Identificados como fundadores da Academia Brasileira de Letras, o primeiro grupo de imortais foi formado pelos idealizadores e participantes das reuniões preparatórias que precederam a inauguração, sendo eles: Araripe Júnior, Artur Azevedo, Graça Aranha, Guimarães Passos, Inglês de Sousa, Joaquim Nabuco, José Veríssimo, Lúcio de Mendonça, Machado de Assis, Medeiros e Albuquerque, Olavo Bilac, Pedro Rabelo, Rodrigo Otávio, Silva Ramos, Teixeira de Melo, Visconde de Taunay, Coelho Neto, Filinto de Almeida, José do Patrocínio, Luís Murat e Valentim Magalhães. E demais membros que foram convidados a participar, a fim de formar 40 membros conforme a Academia Francesa que servia de molde para a instituição.
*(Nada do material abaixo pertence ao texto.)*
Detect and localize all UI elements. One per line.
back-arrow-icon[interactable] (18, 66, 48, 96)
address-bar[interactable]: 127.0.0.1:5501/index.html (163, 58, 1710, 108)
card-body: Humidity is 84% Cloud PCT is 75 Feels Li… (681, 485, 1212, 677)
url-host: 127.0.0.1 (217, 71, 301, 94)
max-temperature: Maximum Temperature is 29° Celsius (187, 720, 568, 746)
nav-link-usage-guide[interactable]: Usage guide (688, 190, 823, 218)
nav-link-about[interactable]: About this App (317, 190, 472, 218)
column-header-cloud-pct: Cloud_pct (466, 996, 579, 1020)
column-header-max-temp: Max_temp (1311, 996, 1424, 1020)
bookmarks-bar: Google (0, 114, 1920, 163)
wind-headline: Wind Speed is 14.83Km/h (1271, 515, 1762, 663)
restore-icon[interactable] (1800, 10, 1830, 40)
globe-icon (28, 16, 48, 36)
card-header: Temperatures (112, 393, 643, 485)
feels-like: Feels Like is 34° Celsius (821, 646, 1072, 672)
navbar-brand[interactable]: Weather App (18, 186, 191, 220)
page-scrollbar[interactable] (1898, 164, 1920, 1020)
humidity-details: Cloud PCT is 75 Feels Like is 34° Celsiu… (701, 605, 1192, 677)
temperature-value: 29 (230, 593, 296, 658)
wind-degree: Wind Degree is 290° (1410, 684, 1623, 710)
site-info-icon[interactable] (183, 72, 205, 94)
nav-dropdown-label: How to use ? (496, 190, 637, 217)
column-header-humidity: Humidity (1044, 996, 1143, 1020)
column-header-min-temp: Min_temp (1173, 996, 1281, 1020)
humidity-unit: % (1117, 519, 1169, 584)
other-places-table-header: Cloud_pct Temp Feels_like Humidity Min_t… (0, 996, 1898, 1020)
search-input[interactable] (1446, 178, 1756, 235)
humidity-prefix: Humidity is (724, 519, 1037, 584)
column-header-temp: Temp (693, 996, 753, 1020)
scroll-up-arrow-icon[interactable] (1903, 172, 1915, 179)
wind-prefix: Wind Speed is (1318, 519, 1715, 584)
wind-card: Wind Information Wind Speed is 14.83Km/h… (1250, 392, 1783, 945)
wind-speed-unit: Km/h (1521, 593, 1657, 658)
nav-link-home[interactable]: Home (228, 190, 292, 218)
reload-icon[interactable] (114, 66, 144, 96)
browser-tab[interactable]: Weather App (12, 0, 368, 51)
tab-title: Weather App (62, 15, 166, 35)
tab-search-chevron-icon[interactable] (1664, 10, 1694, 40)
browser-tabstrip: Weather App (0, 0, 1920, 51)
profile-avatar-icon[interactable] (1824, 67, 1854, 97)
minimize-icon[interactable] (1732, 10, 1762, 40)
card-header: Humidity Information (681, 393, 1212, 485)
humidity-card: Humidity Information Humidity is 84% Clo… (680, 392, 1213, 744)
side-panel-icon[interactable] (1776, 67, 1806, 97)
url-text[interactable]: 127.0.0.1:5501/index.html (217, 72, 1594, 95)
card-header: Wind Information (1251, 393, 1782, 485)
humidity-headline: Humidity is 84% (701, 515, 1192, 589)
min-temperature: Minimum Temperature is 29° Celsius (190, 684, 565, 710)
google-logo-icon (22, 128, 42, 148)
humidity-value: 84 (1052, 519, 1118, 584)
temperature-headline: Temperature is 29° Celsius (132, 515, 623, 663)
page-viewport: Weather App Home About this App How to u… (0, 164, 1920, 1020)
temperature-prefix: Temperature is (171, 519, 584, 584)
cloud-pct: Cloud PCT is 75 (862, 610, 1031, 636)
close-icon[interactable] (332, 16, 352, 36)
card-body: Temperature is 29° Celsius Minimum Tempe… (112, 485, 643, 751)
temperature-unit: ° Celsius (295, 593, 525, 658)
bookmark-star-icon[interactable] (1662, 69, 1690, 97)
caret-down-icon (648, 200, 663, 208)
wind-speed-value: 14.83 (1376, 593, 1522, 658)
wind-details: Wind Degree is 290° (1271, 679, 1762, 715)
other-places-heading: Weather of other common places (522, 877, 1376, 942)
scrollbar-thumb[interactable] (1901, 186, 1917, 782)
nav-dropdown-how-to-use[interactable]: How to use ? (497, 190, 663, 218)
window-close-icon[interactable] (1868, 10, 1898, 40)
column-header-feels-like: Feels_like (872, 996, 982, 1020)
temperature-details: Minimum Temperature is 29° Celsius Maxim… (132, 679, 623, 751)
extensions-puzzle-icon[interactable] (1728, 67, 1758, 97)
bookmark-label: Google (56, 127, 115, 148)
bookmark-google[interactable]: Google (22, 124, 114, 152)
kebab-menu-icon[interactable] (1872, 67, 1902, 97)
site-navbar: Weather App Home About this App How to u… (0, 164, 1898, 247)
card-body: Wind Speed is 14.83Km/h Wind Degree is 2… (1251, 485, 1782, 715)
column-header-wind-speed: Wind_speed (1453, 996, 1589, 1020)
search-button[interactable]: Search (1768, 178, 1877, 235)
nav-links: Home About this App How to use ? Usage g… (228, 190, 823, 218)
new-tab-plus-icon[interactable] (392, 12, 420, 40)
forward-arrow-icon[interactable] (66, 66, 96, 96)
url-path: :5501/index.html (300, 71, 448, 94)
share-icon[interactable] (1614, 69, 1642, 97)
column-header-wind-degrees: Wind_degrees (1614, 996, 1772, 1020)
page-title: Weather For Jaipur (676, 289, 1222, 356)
Sendo assim, juntaram-se ao grupo: Afonso Celso Júnior, Alberto de Oliveira, Alcindo Guanabara, Carlos de Laet, Garcia Redondo, Pereira da Silva, Rui Barbosa, Sílvio Romero, Urbano Duarte, Aluísio Azevedo, Barão de Loreto, Clóvis Beviláqua, Domício da Gama, Eduardo Prado, Luís Guimarães Júnior, Magalhães de Azeredo, Oliveira Lima, Raimundo Correia e Salvador de Mendonça.


Cada membro da academia escolheu um patrono para homenagear figuras importantes que contribuíram para literatura e cultura antes da fundação da ABL. Assim, cada cadeira da academia carrega um número e o nome de um patrono homenageado. Na relação há nomes como José de Alencar, Castro Alves e José Bonifácio, veja aqui a lista dos 40 patronos da ABL.


Assim, em 20 de Julho de 1897 nasceu a ABL, formada por esse grupo de intelectuais da elite com sede no Rio de Janeiro, na época capital do país. Em um período em que a taxa de analfabetismo no Brasil ultrapassava 80%, segundo dados do censo realizado em 1890, cabe a reflexão sobre como a instituição cria um status para a literatura brasileira. A partir de um grupo seleto e escolhido sob suas próprias regras, dentre seus próprios círculos sociais. Grande parte da população da época nem sabia da existência da ABL, seja por viverem longe dos grandes centros (RJ e SP) ou pelo próprio analfabetismo.


Podemos pensar que a ABL, apesar de ter um papel importante na conservação da literatura e língua portuguesa, também retrata as diferenças sociais existentes em nosso país até hoje. Contribuindo, a partir da elitização da literatura pelos imortais, com a imagem de que a literatura está reservada aos intelectuais e não a grande massa de reles mortais, que formam grande parte da população brasileira.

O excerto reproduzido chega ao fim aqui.